According to Taiheiki, Sadayuki's military had declined to 800 men due to continuous warfare, and because Sadayuki himself was wounded in seven places, he retreated to Tōshō-ji, the family temple of the Hōjō clan, and said his last goodbye to Tokusō Hōjō Takatoki. It is said that at this time, Takatoki rewarded Sadayuki for his loyalty and he was given the posts of "both tandai" and Governor of Sagami Province. Before Sadayuki returned to the battlefield, he wrote: "It will be a memory that takes to the underworld." On July 4, 1333, he attacked Yoshisada's forces and was killed along with his son Tadatoki and many members of the Kanazawa Hōjō family.
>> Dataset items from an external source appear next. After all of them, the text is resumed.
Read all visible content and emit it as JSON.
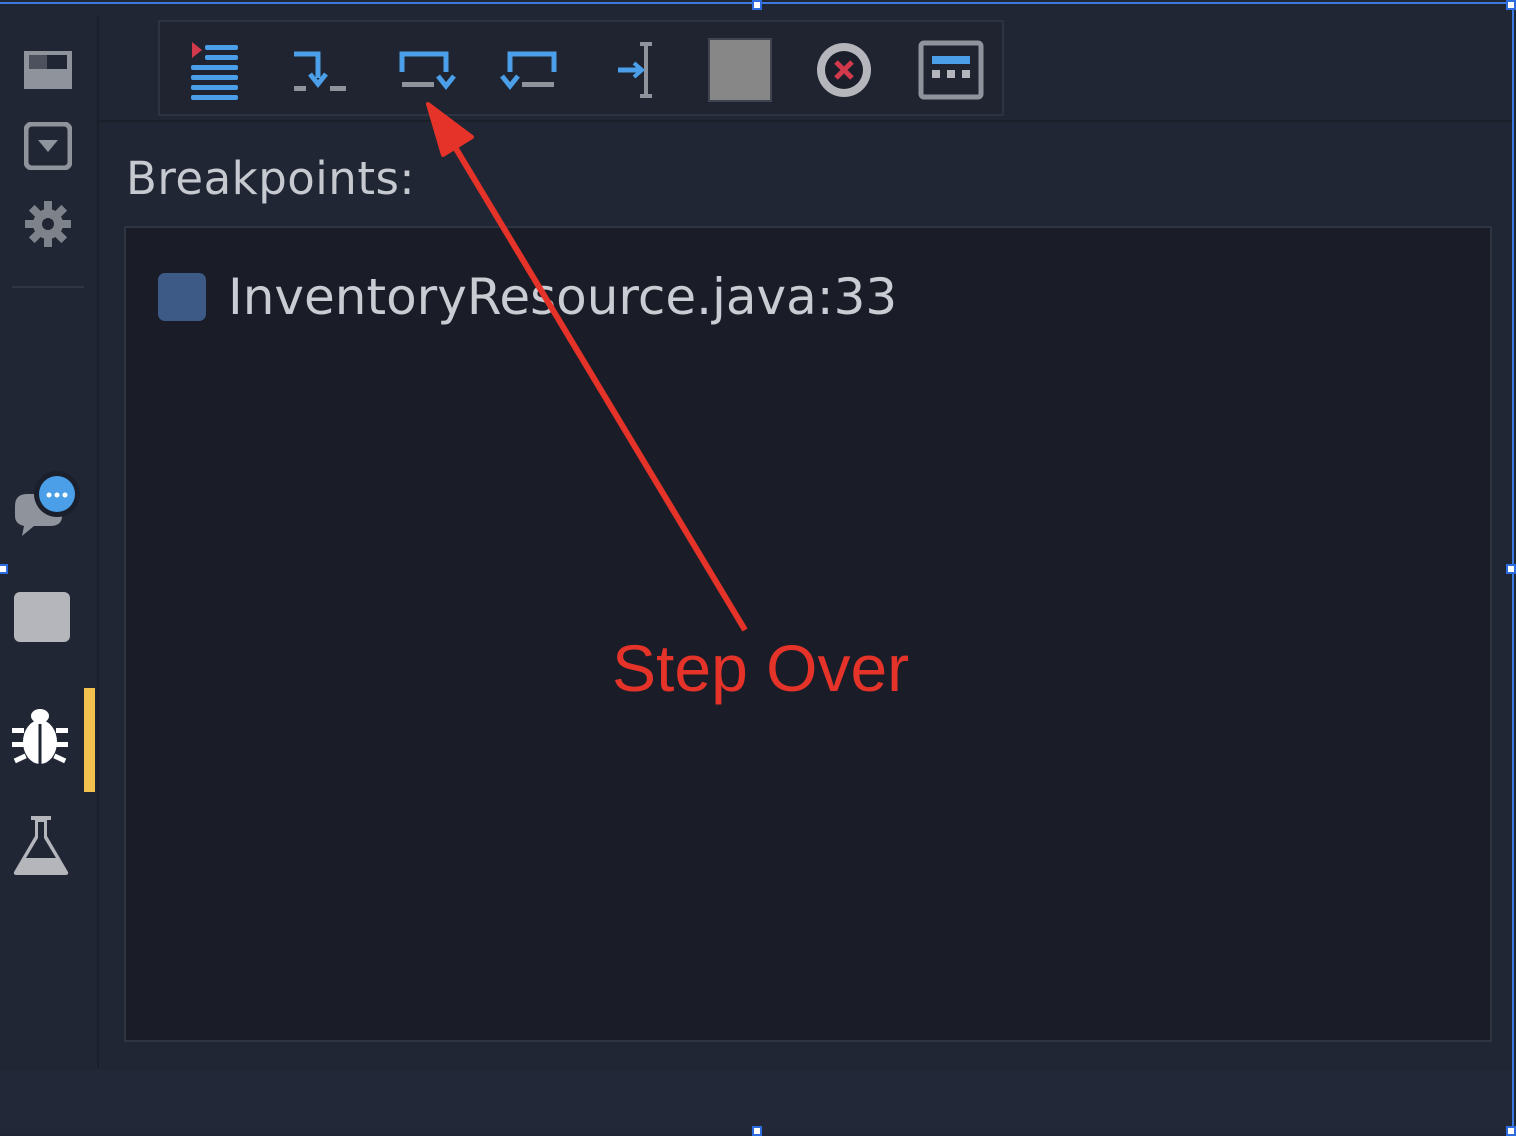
{
  "toolbar": {
    "buttons": [
      {
        "name": "continue-button",
        "icon": "continue-icon"
      },
      {
        "name": "step-into-button",
        "icon": "step-into-icon"
      },
      {
        "name": "step-over-button",
        "icon": "step-over-icon"
      },
      {
        "name": "step-out-button",
        "icon": "step-out-icon"
      },
      {
        "name": "run-to-cursor-button",
        "icon": "run-to-cursor-icon"
      },
      {
        "name": "stop-button",
        "icon": "stop-icon"
      },
      {
        "name": "remove-breakpoints-button",
        "icon": "close-circle-icon"
      },
      {
        "name": "panel-layout-button",
        "icon": "panel-icon"
      }
    ]
  },
  "sidebar": {
    "items": [
      {
        "icon": "window-icon"
      },
      {
        "icon": "dropdown-box-icon"
      },
      {
        "icon": "gear-icon"
      },
      {
        "icon": "chat-icon"
      },
      {
        "icon": "stop-square-icon"
      },
      {
        "icon": "bug-icon",
        "active": true
      },
      {
        "icon": "flask-icon"
      }
    ]
  },
  "breakpoints": {
    "label": "Breakpoints:",
    "items": [
      {
        "label": "InventoryResource.java:33"
      }
    ]
  },
  "annotation": {
    "text": "Step Over"
  },
  "colors": {
    "background": "#212634",
    "panel": "#1a1d27",
    "accent_blue": "#4a9fe8",
    "active_indicator": "#f2c14e",
    "annotation_red": "#e5332a"
  }
}
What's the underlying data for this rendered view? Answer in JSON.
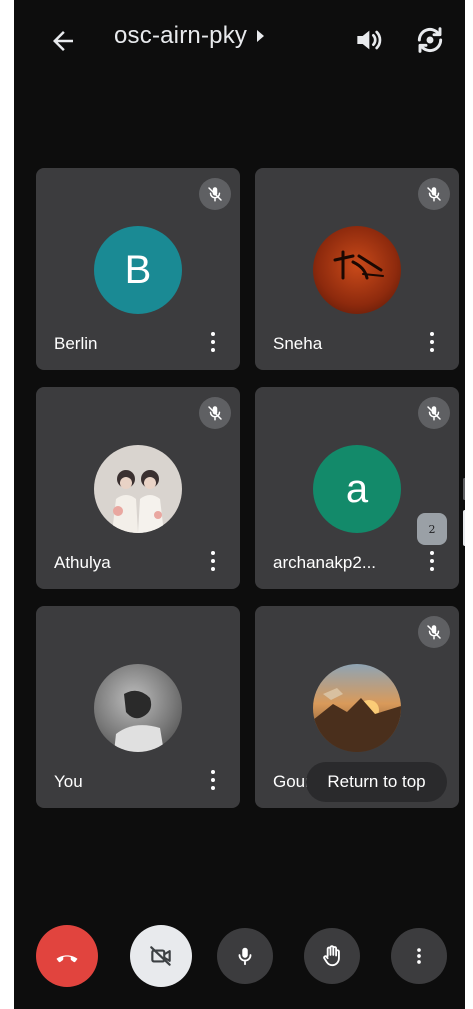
{
  "meeting": {
    "code": "osc-airn-pky"
  },
  "participants": [
    {
      "name": "Berlin",
      "initial": "B",
      "avatar_color": "#1a8a94",
      "muted": true
    },
    {
      "name": "Sneha",
      "avatar_color": "#9b2c12",
      "muted": true
    },
    {
      "name": "Athulya",
      "avatar_color": "#d8d2cc",
      "muted": true
    },
    {
      "name": "archanakp2...",
      "initial": "a",
      "avatar_color": "#138a6a",
      "muted": true
    },
    {
      "name": "You",
      "avatar_color": "#6e6e6e",
      "muted": false
    },
    {
      "name": "Gouri",
      "avatar_color": "#b86e38",
      "muted": true
    }
  ],
  "grid": {
    "page_badge": "2",
    "return_to_top_label": "Return to top"
  },
  "controls": {
    "end_call_color": "#e1443e",
    "camera_off_bg": "#e8eaed",
    "button_bg": "#3c3c3e"
  },
  "icons": [
    "back-arrow-icon",
    "dropdown-caret-icon",
    "speaker-icon",
    "flip-camera-icon",
    "mic-off-icon",
    "more-vert-icon",
    "end-call-icon",
    "camera-off-icon",
    "mic-icon",
    "raise-hand-icon"
  ]
}
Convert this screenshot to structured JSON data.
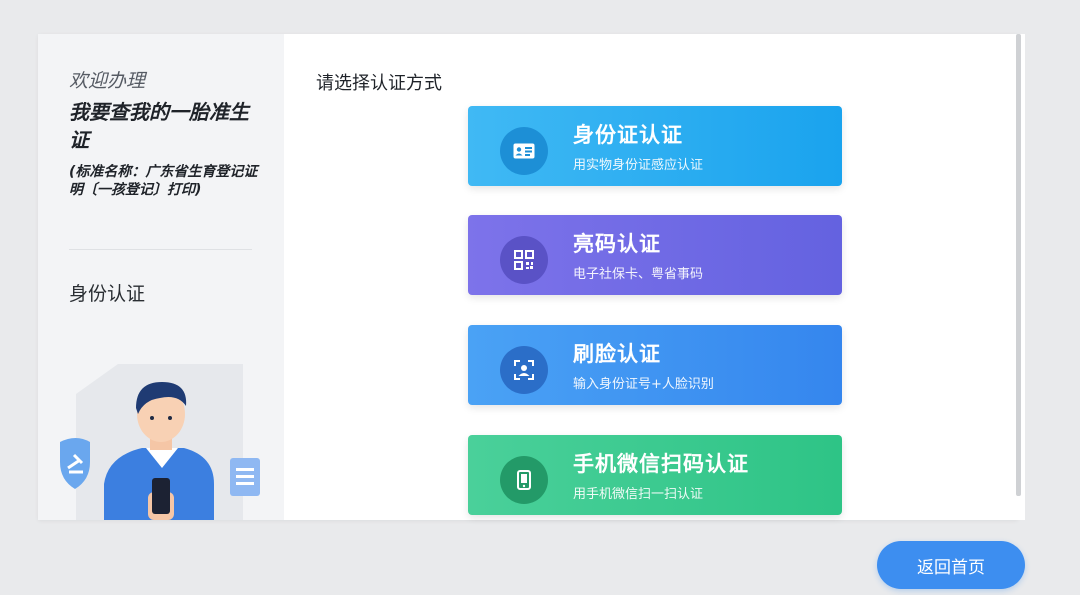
{
  "sidebar": {
    "welcome": "欢迎办理",
    "service_title": "我要查我的一胎准生证",
    "service_std": "(标准名称：广东省生育登记证明〔一孩登记〕打印)",
    "step": "身份认证"
  },
  "main": {
    "prompt": "请选择认证方式",
    "options": [
      {
        "label": "身份证认证",
        "desc": "用实物身份证感应认证",
        "icon": "id-card-icon",
        "color": "#1aa3ee"
      },
      {
        "label": "亮码认证",
        "desc": "电子社保卡、粤省事码",
        "icon": "qr-code-icon",
        "color": "#6462e0"
      },
      {
        "label": "刷脸认证",
        "desc": "输入身份证号+人脸识别",
        "icon": "face-scan-icon",
        "color": "#3586ee"
      },
      {
        "label": "手机微信扫码认证",
        "desc": "用手机微信扫一扫认证",
        "icon": "phone-icon",
        "color": "#2ec486"
      }
    ]
  },
  "footer": {
    "home_label": "返回首页"
  }
}
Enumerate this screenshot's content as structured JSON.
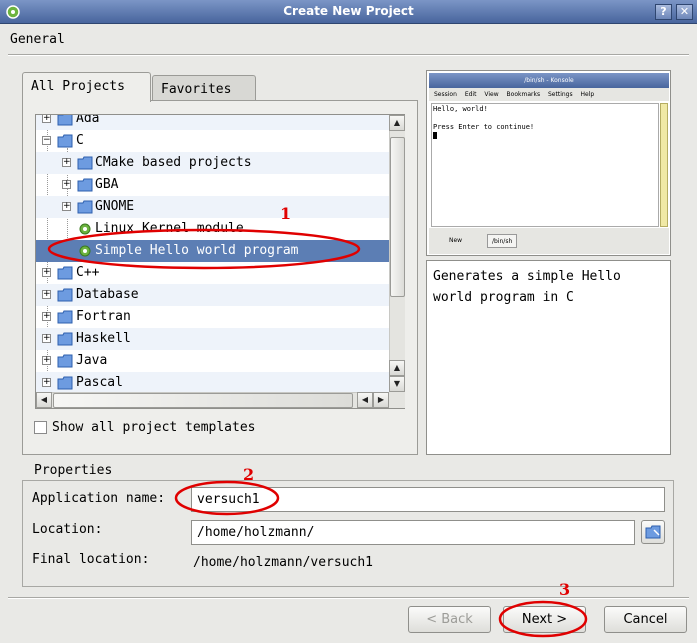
{
  "window": {
    "title": "Create New Project",
    "help_button": "?",
    "close_button": "✕"
  },
  "section": {
    "title": "General"
  },
  "tabs": [
    {
      "label": "All Projects",
      "accel": "A"
    },
    {
      "label": "Favorites",
      "accel": "F"
    }
  ],
  "tree": {
    "items": [
      {
        "label": "Ada",
        "level": 0,
        "expander": "+"
      },
      {
        "label": "C",
        "level": 0,
        "expander": "−"
      },
      {
        "label": "CMake based projects",
        "level": 1,
        "expander": "+"
      },
      {
        "label": "GBA",
        "level": 1,
        "expander": "+"
      },
      {
        "label": "GNOME",
        "level": 1,
        "expander": "+"
      },
      {
        "label": "Linux Kernel module",
        "level": 1,
        "expander": ""
      },
      {
        "label": "Simple Hello world program",
        "level": 1,
        "expander": "",
        "selected": true
      },
      {
        "label": "C++",
        "level": 0,
        "expander": "+"
      },
      {
        "label": "Database",
        "level": 0,
        "expander": "+"
      },
      {
        "label": "Fortran",
        "level": 0,
        "expander": "+"
      },
      {
        "label": "Haskell",
        "level": 0,
        "expander": "+"
      },
      {
        "label": "Java",
        "level": 0,
        "expander": "+"
      },
      {
        "label": "Pascal",
        "level": 0,
        "expander": "+"
      }
    ]
  },
  "show_all_templates": {
    "label": "Show all project templates",
    "checked": false
  },
  "preview": {
    "window_title": "/bin/sh - Konsole",
    "menu": [
      "Session",
      "Edit",
      "View",
      "Bookmarks",
      "Settings",
      "Help"
    ],
    "terminal_lines": [
      "Hello, world!",
      "",
      "Press Enter to continue!"
    ],
    "tab_new": "New",
    "tab_shell": "/bin/sh"
  },
  "description": "Generates a simple Hello world program in C",
  "properties": {
    "title": "Properties",
    "app_name_label": "Application name:",
    "app_name_value": "versuch1",
    "location_label": "Location:",
    "location_value": "/home/holzmann/",
    "final_location_label": "Final location:",
    "final_location_value": "/home/holzmann/versuch1"
  },
  "buttons": {
    "back": "< Back",
    "next": "Next >",
    "cancel": "Cancel"
  },
  "annotations": {
    "step1": "1",
    "step2": "2",
    "step3": "3"
  },
  "colors": {
    "annotation": "#e00000",
    "selection": "#5c7eb4",
    "titlebar": "#48659d"
  }
}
Sadayuki's death has been described heroically in Taiheiki. According to the description, he wrote "I give away a life of a hundred years and the nation repays a favor of one day" on the back of his migyosho book with large characters, set it up in his armor, charged into a large enemy army and died. It is said that both the enemies and the allies were deeply impressed by it.

== 17th Shikken ==
According to Taiheiki, Hōjō Takatoki rewarded Sadayuki by appointing him to the posts of "both tandai" and Governor of Sagami Province. However, Sadayuki was hikitsuke ichiban tōnin at the time, and he had previously served as Rokuhara Tandai; this "reward" was equivalent to a demotion, and the only possible promotion could have been to the post of Shikken. Therefore, "both tandai" in Taiheiki may not refer to Rokuhara Tandai, but refers to Shikken and Rensho. Because the post of Shikken was vacant due to the death of Hōjō Moritoki, and because most shikken were appointed to Governor of Sagami Province after having previously served as Governor of Musashi Province, it has been theorized that Sadayuki had been the 17th Shikken.